Emma Molaolwe, an extension officer responsible for food security in John Taolo Gaetsewe district, said one of the biggest challenges that they were witnessing was the lack of attention to the needs of farmers.
She said water scarcity in the rural region of John Taolo Gaetsewe was having a negative impact on the work that the farmers were doing and ultimately affecting their farming, livestock as well as crops.
Molaolwe said they were at times unable to reach out to as many emerging farmers as possible because of the vastness of the area.
The role of the conference was for extension officers to share scientific knowledge from different aspects with a key focus of coming with a lasting solutions which would benefit mostly farmers in their areas.
“We are also here to come with a way forward which will assist us in addressing the need we have as extension officers also for our farmers,” Malebogo Mochwiri said.
“This conference will also help us to carry our day to day duties more effectively and to become proactive instead reactive,” he said.
African Farmers Association of South Africa provincial representative Sehularo Sehularo said as farmers they needed to work with the extension officers closely so that some of their basic needs could be addressed.
“Farming sector is a business now, so extension officers have got a pivotal role to play in ensuring that they assist farmers to run their day to day activities and operations,” he said.

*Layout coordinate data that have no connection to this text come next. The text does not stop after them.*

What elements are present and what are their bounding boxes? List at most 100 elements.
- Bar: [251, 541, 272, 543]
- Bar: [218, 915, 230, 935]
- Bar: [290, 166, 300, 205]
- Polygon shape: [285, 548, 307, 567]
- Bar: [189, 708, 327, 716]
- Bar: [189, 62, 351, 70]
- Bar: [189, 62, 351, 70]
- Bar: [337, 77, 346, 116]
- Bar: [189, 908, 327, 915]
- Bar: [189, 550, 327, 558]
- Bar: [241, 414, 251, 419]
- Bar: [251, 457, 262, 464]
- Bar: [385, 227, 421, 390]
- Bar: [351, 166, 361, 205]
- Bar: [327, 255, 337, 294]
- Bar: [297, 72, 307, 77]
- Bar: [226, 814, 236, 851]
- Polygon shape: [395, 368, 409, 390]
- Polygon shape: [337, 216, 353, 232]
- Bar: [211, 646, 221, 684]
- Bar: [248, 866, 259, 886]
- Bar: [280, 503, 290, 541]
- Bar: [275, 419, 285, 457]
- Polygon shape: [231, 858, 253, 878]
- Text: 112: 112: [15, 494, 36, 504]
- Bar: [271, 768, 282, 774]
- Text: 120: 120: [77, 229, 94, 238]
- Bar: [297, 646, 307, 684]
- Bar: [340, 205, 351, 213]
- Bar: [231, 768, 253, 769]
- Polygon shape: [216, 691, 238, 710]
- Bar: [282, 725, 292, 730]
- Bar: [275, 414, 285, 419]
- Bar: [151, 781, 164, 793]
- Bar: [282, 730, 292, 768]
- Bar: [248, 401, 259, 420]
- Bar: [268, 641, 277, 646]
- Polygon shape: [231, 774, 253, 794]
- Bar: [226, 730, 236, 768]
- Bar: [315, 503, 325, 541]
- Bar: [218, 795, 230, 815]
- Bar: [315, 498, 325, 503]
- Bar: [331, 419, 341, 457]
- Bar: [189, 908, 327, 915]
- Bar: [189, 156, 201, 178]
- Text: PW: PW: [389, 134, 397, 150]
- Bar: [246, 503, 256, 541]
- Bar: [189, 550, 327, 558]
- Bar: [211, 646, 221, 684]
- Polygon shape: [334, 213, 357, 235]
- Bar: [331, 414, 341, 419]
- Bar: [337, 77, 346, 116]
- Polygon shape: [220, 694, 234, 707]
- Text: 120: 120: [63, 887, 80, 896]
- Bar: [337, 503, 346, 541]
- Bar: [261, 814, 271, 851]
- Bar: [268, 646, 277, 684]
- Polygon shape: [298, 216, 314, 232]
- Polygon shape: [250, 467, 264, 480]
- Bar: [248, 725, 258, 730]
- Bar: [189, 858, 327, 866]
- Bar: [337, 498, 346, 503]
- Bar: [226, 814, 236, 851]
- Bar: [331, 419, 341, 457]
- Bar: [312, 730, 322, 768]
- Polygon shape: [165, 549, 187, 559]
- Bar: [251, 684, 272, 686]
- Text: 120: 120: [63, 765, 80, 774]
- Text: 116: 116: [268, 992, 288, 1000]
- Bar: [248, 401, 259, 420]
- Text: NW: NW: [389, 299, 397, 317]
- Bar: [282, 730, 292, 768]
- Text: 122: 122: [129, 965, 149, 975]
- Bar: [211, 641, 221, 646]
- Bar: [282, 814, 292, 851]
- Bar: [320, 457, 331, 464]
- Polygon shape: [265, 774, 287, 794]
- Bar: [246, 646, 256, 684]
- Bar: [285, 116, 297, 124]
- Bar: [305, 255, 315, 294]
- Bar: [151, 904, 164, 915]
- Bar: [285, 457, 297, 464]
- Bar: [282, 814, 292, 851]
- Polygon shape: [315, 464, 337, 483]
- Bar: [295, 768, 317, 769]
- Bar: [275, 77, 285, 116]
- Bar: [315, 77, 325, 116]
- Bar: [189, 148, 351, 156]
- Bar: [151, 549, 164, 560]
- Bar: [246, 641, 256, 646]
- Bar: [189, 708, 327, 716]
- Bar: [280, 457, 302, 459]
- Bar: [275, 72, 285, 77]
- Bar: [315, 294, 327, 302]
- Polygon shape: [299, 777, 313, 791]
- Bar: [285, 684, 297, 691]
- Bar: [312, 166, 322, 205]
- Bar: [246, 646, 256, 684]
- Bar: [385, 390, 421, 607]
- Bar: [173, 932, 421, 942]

Sehularo said the department needed to add more extension officers because the province is huge.
“We hoping that the government will respond to our call to have as many extension officers as possible, their role as extension officers is to advice us and we are in need of them,” he said.
MEC for agriculture, rural development and land reform Norman Shushu said drought was still a serious concern to the province.
“Even though the Frances Baard district has received its post-harvest rains in time the same cannot be said about drought which is afflicting the Namaqua district which has been declared a disaster area in the past.
“With Extension Support being agricultures service delivery bedrock, ours is to redouble our research efforts, hasten our market intelligence and remain focused in placing agriculture on a pedestal of a promising economic breakthrough.
“Agricultures contribution as a primary contributor to the national fiascos has extricated us from our earlier technical recession. These are good news to the sector as it has the potential to safe jobs and stimulate economic growth,” he said.
Shushu said key to effective management of natural disasters in the sector was the adoption of best agricultural practices, Land Care practices and disaster risk reduction methods.
“This will enable our farming community to avoid occurrence and mitigate the impact of natural disasters,” he said.
Shushu said a total of 3 218 farmers received agricultural advice on various aspects of production to improve their yield and income through farmers days, information days and demonstrations, site visits and meetings.
“All this extension techniques aims at increasing the level of knowledge and skills of farmers to increase production,” he said.
PIVOTAL: Farmers say they need to work with the extension officers so their needs can be addressed.